Ujang Masni yang merupakan Ketua Basis Jaringan Masyarakat Gambut Riau (JMGR) Desa Pangkalan Terap mengatakan” saya dan perangkat desa Pangkalan Terap seketika mendengar informasi dari warga ada kebakaran kami langsung menuju kearah yang katanya ada kebakaran, namun kami tidak bisa mencapai titik yang terbakar karena tidak ada akses jalan areal yang kebakaran merupakan kebun sawit PT. SSS.

Sementara itu Ismail dari Badan Pelaksana Pusat (BPP) JMGR mengungkapkan, dua areal terbakar tersebut cukup menjadi refresentasi bagi kita untuk melihat bahwa masih terjadi problematika dalam melakukan upaya pencegahan KARHUTLA baik yang dilakukan oleh BRG, BPBD, KLHK, Pemda, perusahaan dan pihak-pihak lain. Masyarakat masih dijadikan objek dalam upaya-upaya tersebut.
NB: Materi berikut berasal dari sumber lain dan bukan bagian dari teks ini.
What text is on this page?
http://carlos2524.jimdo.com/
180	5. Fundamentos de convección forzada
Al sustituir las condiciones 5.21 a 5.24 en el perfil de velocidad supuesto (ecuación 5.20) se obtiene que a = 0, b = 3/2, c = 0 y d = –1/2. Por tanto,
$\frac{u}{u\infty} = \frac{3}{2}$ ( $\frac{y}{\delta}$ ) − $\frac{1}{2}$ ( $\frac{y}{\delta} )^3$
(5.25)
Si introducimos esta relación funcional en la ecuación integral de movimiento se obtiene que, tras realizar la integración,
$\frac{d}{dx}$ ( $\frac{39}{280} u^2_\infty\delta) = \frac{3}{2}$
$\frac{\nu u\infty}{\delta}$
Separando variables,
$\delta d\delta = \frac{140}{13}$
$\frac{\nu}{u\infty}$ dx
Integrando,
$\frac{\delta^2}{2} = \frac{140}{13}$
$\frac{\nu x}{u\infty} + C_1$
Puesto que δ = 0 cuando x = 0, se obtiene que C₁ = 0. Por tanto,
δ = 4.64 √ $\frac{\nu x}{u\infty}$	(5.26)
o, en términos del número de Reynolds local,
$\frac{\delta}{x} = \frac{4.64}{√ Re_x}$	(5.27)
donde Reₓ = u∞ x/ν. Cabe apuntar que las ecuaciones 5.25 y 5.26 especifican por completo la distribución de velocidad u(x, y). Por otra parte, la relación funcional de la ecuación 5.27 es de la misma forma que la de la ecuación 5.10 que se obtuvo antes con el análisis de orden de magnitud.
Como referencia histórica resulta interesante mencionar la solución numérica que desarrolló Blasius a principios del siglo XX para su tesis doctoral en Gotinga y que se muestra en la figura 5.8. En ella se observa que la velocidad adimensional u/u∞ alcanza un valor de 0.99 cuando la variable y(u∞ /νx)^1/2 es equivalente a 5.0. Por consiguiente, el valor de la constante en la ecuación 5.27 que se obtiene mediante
"Kita belum melihat bagai mana upaya ketika masyarakat dilarang membakar namun kemudian ada kompensasi berupa pengetahuan dan dukungan untuk mengolah lahan tanpa bakar. Kemudian kita belum melihat secara maksimal penegakan hukum dilakukan terhadap perusahaan yang arealnya masih mengalami KARHUTLA, kecendrunganya masih pada masyarakat secara individu baik itu masyarakat petani maupun pekerja di perusahaan,” ujarnya. 

Masih menurut Ismail, sinergisitas antara pihak-pihak yang melakukan upaya pencegahan, penangulangan dan perbaikan terhadap areal rentan terbakar khususnya gambut, perlu untuk terus ditingkatkan hal ini menjadi poin penting, JMGR sebagai organisasi masyarakat gambut juga mendorong dan melakukan upaya tersebut.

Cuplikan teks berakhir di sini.